首先，我们把 hidden space, input sequence, output sequence 当作一个连续函数 $h(t),x(t),y(t)$. 注意这里 $x,y$ 是 scalar, $h$ 是一个 vector (一般情形下，每个 input channel 都有一个 hidden state vector). 定义演化方程为 $\dfrac{dh(t)}{dt}=Ah(t)+Bx(t),\quad y(t)=Ch(t)+Dx(t).$ 对于离散的输入, 可以 discretize: $t\to t+\Delta$ 时, 定义 $\bar A=\exp\{\Delta \cdot A\},\quad \bar B=A^{-1} (\exp\{\Delta\cdot A\}-I)B,$ 并直接从 $h(t)$ 得到 $h(t+\Delta)$.

SSM 是一个远古的 concept, 表达能力显然太弱. 事实上 $y$ 是 $x$ 的一个 convolution: $y=x\star \bar K,\quad \bar K=[C\bar B,C\bar A\bar B,C\bar A^2\bar B,\cdots].$

Mamba: “Selective” SSM

如果我们把 $A,B,C,D$ 甚至 $\Delta$ 变的 depend on $x$, 就能比传统的 recurrent model 有更强的表达力。
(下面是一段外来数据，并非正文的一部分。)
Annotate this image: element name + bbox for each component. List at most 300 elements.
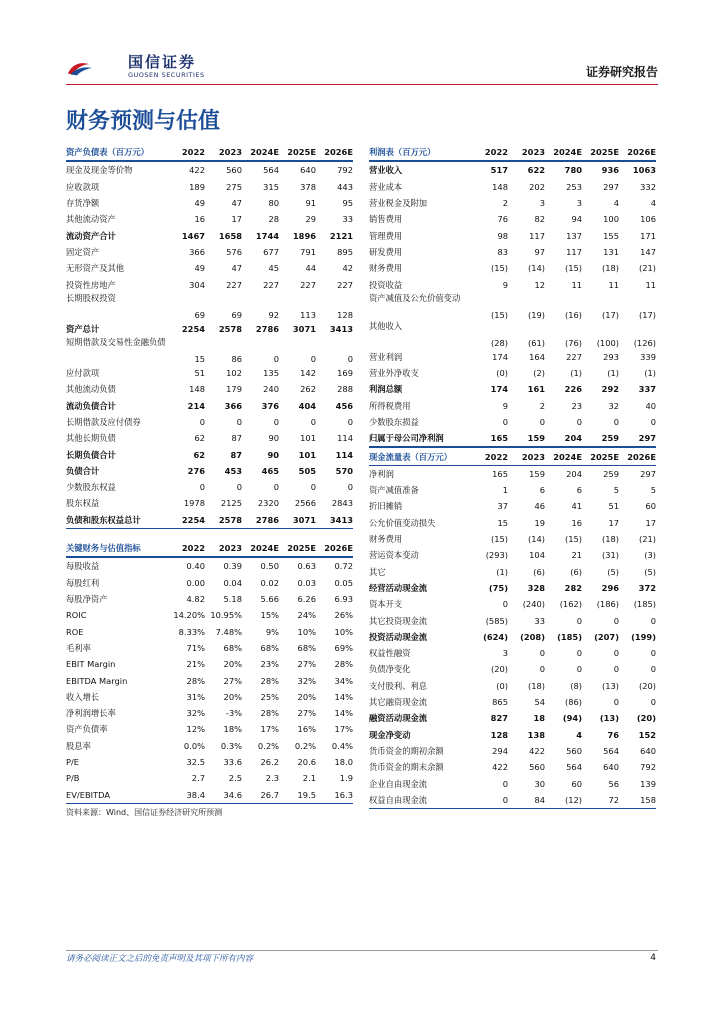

在原论文中，$B,C,\Delta$ 是关于 $x$ 的网络, $D$ 强制设为 $0$, $A$ 是一个固定的矩阵，叫做 HiPPO. $A_{ij}=\begin{cases}\sqrt{(2i+1)(2j+1)},&i<j\\i+1,&i=j\\0,&i>j\end{cases},\quad 0\le i,j<n.$ 貌似有数学上的深意，其实看，可以参考原论文.

Mathematically, it does so by tracking the coefficients of a Legendre polynomial which allows it to approximate all of the previous history. – Exploring Language Models

$B,C,\Delta$ 是关于 $x$ 的 linear network ($\Delta>0$ 用一层 $\texttt{softplus}(x)=\log(1+\exp(x))$ 保证). 直觉上：$B$ 代表输入如何影响 hidden state; $C$ 代表 hidden state 如何影响输出; $\Delta$ 是有深意的部分, $\Delta$ 越大, 这个数据对 memory 的影响越大.

Comment: $\Delta=\Delta(x)$ 可能是其区别于 RNN / LSTM 的地方. 显然 gated recurrent network 是 Mamba 的一种特殊情况.

整体的架构如下图. 注意每个 input channel 都有自己的 hidden state, $B,C,\Delta$. Selection Mechanism 就是上图的 Algorithm 2.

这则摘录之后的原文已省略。